Брат заговорщицки подмигнул ей, словно прочитал ее мысли. Фрейе ничего не оставалось, как улыбнуться в ответ, хотя это воспоминание и не вызвало у нее особого восторга. Бальдуру было свойственно очаровывать людей, вопреки всякому здравому смыслу. Если б он жил по правильную сторону закона, стал бы идеальным политиком – неизменно обаятельный, способный с легкостью убедить кого угодно в чем угодно. Даже самой Фрейе его бредовые идеи частенько казались не такими уж и бредовыми. Впрочем, ее быстро отпускало, как только он замолкал. Магия его слов и личности была похожа на фейерверк-шоу: пока оно длится, ты ошеломлен, а по окончании остаются лишь вызванное вспышками раздражение в глазах и заложенные уши.

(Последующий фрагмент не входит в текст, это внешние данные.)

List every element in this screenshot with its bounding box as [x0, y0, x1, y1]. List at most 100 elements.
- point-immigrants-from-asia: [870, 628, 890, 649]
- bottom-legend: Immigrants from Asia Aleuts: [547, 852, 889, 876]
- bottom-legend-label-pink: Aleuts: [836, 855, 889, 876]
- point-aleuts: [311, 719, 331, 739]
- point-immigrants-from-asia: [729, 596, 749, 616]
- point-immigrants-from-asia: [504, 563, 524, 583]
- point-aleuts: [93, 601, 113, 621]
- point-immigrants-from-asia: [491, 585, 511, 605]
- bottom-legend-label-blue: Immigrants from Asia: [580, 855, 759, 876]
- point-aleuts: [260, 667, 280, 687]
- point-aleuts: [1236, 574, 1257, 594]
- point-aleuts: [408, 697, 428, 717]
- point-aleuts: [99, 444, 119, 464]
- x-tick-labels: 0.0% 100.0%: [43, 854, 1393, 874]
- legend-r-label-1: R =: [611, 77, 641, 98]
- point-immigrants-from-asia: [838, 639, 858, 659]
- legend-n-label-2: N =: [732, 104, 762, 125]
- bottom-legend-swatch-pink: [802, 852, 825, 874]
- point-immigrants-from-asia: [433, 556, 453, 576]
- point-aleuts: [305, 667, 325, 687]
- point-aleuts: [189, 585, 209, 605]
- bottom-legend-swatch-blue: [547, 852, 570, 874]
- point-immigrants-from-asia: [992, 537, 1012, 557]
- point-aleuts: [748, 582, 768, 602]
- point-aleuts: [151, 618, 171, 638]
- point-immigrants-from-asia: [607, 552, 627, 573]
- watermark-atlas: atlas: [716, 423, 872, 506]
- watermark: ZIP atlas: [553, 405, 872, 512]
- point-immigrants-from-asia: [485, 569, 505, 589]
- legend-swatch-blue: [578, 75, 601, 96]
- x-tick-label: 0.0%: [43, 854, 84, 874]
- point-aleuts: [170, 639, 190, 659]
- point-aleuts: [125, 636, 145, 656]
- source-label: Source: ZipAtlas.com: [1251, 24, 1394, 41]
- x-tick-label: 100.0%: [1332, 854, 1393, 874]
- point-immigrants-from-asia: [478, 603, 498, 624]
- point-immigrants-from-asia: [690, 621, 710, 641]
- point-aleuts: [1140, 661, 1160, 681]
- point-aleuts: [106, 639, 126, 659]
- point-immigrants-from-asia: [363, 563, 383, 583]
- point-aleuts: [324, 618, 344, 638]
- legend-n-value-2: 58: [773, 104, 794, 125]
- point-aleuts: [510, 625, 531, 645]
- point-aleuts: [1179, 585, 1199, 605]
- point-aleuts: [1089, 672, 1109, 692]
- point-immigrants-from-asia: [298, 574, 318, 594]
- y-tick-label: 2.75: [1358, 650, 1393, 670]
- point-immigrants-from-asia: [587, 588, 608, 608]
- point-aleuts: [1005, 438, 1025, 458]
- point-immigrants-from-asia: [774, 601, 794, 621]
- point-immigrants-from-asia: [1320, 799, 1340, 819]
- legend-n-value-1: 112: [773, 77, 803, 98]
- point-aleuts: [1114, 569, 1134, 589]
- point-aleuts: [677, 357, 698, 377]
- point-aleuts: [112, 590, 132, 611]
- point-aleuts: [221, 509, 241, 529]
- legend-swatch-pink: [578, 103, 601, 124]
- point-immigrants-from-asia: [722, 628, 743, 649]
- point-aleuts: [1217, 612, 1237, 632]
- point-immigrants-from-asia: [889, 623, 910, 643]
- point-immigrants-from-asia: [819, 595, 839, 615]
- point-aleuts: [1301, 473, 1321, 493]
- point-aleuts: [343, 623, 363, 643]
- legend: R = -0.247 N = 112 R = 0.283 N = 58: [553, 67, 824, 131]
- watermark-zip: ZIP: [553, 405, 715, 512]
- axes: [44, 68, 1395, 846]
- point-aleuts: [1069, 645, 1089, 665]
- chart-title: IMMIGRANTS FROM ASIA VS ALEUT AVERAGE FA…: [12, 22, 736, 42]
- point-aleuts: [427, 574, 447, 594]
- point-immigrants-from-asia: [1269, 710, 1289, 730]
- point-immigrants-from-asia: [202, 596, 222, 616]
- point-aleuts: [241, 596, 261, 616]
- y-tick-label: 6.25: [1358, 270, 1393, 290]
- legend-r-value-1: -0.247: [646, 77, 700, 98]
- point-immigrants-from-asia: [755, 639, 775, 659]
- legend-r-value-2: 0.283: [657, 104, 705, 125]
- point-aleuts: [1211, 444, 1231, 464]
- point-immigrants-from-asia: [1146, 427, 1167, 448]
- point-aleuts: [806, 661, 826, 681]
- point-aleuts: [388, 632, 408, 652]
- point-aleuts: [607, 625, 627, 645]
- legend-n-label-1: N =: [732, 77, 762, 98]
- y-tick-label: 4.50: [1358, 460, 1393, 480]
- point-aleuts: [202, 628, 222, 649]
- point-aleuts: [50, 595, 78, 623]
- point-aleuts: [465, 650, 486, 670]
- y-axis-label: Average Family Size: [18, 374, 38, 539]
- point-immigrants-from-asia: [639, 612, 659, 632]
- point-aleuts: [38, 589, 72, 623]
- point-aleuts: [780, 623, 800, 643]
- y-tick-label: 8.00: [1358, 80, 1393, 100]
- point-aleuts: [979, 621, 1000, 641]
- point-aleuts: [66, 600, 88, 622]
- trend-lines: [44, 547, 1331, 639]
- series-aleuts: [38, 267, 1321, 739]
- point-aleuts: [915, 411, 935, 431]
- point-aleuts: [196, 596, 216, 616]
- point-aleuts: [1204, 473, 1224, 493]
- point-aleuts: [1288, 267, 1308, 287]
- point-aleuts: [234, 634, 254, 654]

Возможно, когда-нибудь Бальдур разродится великолепной идеей, которая одновременно не будет идти вразрез с законом, – вот тогда его жизнь может круто измениться. Но надежда на то, что он сможет найти правильное дело, слабела с каждым годом. Похоже, брат чувствовал себя все комфортнее в сомнительном бизнесе и был окружен людьми, которые ничего другого не знали. От матери ему досталась не только внешность – видимо, с грудным молоком он впитал в себя ее мечту о вечном блаженстве и изобилии при минимуме усилий. Оба жили одним днем, убежденные, что завтра принесет лишь счастье и удовольствия, и поэтому было излишне усложнять себе жизнь беспокойствами о будущем.